The incidence of Year 2000-related failures increased from seven percent in December, to 37 percent in April, to 40 percent in August. Another 86 percent expect an increase in system failures after January 1999. Types of failures included processing disruptions (87 percent of respondents reporting failures), financial miscalculation or loss (62 percent), logistics/supply chain problems (44 percent), and customer service problems (38 percent).
Two-thirds of the private sector respondents believe that Year 2000 compliance gives them a competitive advantage. Nearly six of ten (57 percent) expect that Year 2000 compliance will increase their market share, and more than a third (35.5 percent) may incorporate their compliance status into marketing messages.

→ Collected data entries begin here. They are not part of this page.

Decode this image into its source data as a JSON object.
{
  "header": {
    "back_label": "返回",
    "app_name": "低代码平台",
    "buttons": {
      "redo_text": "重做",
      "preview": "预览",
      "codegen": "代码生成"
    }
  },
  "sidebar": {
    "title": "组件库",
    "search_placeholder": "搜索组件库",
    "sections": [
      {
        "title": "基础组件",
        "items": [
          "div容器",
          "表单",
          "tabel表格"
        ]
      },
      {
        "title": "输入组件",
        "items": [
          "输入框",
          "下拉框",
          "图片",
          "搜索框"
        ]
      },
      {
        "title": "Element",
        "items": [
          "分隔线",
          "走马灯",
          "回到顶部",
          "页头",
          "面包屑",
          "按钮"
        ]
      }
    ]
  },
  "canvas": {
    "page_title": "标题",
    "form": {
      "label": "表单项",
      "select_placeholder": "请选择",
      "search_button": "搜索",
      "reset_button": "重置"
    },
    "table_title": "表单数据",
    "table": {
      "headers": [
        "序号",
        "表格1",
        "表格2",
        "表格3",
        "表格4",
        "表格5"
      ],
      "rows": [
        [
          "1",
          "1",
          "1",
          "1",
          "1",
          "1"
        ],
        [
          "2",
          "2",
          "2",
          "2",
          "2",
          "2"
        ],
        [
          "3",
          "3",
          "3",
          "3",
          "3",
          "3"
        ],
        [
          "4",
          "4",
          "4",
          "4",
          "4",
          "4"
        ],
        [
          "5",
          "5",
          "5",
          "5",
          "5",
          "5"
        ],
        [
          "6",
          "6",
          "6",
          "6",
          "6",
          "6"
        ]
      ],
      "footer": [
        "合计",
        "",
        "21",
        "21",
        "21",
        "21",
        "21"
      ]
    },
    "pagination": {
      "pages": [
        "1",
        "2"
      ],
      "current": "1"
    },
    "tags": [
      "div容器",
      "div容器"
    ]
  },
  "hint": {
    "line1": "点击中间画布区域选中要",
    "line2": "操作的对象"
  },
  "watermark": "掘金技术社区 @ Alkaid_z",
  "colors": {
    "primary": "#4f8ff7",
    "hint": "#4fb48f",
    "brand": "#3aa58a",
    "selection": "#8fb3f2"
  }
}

Nearly one-sixth (15 percent) say that their Year 2000 compliance status may lead to the acquisition of companies that might fail.
Survey respondents plan to accomplish the bulk of their Year 2000 work during 1999. Only 15 percent expect that more than three quarters of their critical systems will be "completely tested and compliant" by January 1, 1999. But 88 percent expect that at least 76 percent of these systems to be compliant by January 1, 2000. "Nearly half of the firms in the sample studied have decided not to do any Year 2000 testing at all. That's a disturbing conclusion," Woodward adds.
Respondents report that the top six priorities for the next 500 days are: systems installation, creation of an operating environment, ensuring desktop integrity, assessments and actions regarding vendors and business partners, dealing with the supply chain, and contingency planning.
"As you work on these issues, the challenges seem to grow and grow," says Ogens. "Business relationships are very complicated. Nobody does business totally internally. These interrelationships pose the greatest challenges for Year 2000. It's beyond finding needles in haystacks -- it becomes, to a certain extent, finding the haystacks first, before you can look for the needles."